The only superhero comic to make my list this year is Shadow of the Batgirl, a standalone graphic novel about a young Cassandra Cain and her journey to becoming the Batgirl. Cassandra Cain is a traumatized ex-assassin who's illiterate, mute, and alone, but she escapes her abusive home and takes shelter in Gotham, and with the help of a ramen restaurant owner and Barbara Gordon, she learns how to become a hero she's proud to be. It's a sweet coming of age story with beautiful art, and a lovely introduction to a less popular superhero.

 

#9

A beautiful manga recommended to me again and again was Witch Hat Atelier vol 1, and it did indeed turn out to be right up my alley. This story - about a young girl who discovers magic and is subsequently whisked into the forbidden world of witchcraft - has a lot of similarities to other stories I've loved this year, including The Owl House (TV) and Atelier Sophie (game). Still, the sweet story and gorgeous art were hard for me to not love. 

 

#10

Finally, the tenth item on this list is The Witch Boy, a queer coming-of-age graphic novel by Molly Knox Ostertag.

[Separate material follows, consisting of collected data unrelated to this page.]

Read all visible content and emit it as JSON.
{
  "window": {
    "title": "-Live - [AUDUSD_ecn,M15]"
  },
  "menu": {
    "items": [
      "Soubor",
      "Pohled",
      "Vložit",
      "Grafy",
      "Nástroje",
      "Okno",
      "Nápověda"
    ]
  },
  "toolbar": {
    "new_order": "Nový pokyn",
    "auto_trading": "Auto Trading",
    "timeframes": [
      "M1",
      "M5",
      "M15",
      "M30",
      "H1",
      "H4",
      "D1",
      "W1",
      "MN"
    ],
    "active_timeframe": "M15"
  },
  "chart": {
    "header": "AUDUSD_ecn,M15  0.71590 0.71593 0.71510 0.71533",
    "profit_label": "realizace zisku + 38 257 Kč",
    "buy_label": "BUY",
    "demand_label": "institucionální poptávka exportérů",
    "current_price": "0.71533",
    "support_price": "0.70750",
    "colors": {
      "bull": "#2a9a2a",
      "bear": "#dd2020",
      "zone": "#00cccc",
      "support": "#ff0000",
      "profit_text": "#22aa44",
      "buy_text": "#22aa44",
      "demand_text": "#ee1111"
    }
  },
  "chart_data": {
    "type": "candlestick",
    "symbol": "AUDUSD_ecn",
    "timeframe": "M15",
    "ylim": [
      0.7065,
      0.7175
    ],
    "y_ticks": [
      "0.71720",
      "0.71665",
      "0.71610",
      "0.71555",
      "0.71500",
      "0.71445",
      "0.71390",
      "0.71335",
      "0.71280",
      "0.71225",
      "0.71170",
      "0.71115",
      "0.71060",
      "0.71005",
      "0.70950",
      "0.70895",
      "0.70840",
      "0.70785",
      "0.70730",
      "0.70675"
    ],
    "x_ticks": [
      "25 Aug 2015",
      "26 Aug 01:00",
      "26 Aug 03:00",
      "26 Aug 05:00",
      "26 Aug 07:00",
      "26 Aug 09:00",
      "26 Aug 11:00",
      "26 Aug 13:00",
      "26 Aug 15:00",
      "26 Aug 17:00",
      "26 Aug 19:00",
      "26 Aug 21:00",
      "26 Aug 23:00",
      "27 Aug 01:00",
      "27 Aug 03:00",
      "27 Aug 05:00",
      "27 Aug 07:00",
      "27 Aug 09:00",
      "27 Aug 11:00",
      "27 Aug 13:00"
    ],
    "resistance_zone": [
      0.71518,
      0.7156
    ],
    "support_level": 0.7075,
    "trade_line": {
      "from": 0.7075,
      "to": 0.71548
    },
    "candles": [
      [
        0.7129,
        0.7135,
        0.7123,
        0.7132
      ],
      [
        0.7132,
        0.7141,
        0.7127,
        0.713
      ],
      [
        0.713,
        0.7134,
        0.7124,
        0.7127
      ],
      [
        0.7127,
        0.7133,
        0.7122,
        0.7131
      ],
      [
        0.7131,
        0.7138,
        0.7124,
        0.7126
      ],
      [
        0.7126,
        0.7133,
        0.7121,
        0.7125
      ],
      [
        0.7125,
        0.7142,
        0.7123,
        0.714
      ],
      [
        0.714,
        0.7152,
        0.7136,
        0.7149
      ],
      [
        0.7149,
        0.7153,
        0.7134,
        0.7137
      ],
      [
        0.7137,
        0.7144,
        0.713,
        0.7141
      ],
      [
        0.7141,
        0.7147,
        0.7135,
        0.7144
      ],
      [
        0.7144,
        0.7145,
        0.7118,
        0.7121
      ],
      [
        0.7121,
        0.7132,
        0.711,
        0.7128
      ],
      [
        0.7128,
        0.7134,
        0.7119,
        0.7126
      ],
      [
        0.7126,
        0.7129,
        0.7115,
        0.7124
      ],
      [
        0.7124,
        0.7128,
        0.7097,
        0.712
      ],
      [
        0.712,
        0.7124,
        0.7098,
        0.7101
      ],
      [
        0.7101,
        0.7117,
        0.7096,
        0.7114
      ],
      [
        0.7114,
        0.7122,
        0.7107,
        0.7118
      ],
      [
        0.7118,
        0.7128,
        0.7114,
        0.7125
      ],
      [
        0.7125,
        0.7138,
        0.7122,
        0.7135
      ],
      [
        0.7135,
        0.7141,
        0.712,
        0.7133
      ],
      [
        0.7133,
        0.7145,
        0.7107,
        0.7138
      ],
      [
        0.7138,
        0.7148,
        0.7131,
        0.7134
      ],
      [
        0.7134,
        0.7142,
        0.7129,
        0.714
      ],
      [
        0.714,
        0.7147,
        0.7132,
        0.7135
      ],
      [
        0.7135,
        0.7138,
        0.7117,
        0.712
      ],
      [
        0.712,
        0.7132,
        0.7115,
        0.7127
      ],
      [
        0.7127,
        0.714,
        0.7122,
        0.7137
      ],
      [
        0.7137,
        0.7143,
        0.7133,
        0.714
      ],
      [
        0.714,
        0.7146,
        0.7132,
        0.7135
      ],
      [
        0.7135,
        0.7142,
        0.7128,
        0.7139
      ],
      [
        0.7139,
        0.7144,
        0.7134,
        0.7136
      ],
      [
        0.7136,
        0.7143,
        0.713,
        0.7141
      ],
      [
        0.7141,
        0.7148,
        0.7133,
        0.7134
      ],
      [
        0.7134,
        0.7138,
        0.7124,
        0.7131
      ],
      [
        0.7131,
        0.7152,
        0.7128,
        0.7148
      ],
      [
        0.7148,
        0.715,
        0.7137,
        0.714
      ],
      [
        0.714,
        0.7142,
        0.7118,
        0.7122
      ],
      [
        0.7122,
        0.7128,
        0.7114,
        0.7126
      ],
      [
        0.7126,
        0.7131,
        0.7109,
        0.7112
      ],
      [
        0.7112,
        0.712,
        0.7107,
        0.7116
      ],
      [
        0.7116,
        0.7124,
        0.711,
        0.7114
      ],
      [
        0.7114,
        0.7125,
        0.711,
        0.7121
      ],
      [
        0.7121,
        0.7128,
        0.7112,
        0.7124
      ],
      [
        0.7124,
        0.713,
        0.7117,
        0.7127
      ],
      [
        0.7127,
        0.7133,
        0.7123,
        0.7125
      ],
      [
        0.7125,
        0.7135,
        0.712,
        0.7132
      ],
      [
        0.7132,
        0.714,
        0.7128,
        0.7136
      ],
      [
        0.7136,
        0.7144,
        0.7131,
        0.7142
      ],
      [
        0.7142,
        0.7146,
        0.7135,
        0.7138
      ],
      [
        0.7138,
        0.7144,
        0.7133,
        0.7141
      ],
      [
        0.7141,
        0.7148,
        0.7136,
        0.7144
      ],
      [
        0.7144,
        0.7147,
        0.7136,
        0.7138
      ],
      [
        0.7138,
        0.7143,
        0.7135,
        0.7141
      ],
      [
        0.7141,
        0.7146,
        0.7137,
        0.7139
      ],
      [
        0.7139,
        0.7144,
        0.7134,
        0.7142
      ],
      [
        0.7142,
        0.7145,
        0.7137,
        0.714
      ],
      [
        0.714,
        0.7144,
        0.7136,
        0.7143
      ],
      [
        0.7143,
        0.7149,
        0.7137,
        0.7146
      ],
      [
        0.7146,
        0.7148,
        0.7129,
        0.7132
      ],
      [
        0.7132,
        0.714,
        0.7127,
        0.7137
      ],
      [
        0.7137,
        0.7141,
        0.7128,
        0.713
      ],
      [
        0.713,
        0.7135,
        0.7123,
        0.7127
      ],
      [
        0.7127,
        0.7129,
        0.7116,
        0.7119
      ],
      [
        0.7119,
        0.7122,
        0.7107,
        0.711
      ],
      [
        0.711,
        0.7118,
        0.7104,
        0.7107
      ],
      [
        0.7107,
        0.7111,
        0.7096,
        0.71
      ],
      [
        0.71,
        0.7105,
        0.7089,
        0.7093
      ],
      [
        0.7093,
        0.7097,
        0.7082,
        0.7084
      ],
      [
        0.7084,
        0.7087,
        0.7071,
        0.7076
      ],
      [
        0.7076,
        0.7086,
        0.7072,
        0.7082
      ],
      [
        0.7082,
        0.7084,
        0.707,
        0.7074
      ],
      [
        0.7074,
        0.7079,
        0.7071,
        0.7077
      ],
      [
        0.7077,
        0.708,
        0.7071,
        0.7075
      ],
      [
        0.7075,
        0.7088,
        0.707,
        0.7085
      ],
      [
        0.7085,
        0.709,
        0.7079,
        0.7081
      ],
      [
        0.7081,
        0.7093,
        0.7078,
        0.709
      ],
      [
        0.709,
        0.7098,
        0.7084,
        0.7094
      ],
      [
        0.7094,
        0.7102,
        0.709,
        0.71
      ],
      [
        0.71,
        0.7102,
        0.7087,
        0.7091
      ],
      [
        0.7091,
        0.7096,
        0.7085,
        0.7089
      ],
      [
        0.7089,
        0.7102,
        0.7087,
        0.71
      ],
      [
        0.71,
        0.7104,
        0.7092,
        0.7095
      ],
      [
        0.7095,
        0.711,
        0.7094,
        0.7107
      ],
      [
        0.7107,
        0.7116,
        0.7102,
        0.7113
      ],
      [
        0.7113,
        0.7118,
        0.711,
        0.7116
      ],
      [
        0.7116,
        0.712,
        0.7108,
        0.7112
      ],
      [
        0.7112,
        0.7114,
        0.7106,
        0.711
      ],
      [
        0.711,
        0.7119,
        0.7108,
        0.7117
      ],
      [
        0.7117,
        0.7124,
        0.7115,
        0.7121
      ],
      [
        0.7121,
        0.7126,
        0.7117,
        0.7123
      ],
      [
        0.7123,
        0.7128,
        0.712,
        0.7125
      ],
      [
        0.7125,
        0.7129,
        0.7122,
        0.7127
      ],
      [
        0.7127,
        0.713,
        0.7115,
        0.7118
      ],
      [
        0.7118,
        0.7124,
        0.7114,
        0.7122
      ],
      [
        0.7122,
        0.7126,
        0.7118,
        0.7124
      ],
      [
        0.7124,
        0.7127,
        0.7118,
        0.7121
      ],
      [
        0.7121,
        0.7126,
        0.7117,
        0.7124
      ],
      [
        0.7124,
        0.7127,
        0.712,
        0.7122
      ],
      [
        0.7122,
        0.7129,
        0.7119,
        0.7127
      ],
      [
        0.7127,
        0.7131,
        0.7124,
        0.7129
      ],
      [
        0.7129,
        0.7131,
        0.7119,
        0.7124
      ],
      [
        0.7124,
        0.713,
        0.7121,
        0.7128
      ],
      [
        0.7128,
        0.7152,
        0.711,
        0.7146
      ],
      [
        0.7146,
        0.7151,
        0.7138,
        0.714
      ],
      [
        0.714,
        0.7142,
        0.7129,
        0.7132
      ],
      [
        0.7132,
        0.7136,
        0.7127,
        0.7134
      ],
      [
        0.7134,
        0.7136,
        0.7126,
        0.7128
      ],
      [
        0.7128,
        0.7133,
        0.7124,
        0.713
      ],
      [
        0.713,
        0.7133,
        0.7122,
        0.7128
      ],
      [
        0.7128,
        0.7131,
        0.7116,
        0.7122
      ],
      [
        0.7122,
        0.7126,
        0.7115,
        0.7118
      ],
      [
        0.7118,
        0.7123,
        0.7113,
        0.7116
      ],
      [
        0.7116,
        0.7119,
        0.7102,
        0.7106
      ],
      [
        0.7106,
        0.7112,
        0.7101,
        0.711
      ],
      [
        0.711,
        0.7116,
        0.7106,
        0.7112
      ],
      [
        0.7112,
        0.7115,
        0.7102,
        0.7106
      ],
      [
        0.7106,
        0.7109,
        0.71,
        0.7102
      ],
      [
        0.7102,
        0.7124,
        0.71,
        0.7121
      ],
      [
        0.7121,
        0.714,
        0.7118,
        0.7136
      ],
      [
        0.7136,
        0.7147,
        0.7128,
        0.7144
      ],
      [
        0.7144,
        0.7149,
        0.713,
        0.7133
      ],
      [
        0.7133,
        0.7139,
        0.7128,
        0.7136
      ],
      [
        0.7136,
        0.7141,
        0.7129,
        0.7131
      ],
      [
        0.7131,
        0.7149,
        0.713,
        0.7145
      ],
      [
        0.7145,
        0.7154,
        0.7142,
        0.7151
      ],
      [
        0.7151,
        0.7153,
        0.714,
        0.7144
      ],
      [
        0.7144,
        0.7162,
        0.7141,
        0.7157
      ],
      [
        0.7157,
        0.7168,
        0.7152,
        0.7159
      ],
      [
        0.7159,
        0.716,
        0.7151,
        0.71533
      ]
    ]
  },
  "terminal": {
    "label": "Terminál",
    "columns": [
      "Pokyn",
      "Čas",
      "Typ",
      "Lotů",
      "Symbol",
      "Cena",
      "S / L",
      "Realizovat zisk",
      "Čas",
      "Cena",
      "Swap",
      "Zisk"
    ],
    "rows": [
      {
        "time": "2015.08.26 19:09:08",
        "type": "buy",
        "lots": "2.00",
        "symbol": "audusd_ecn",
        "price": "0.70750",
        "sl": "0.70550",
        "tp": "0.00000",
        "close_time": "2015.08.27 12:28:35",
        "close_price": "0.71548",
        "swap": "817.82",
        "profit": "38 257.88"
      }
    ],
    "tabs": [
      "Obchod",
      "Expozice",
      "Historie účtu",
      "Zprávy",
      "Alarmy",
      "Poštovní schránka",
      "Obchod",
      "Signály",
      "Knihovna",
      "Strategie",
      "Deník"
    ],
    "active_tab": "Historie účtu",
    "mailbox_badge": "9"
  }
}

Similarly to Girl Haven, The Witch Boy is a story about a boy who doesn't really belong with other boys, and finds himself drawn to magic that only girls can use. His coming out about this to his parents at the story's end really reads as a trans coming out moment. However, the main character never actually changes his gender identity, and the boys' magic he shows little interest in is shapeshifting, so elements of the story didn't speak to me as much as Girl Haven.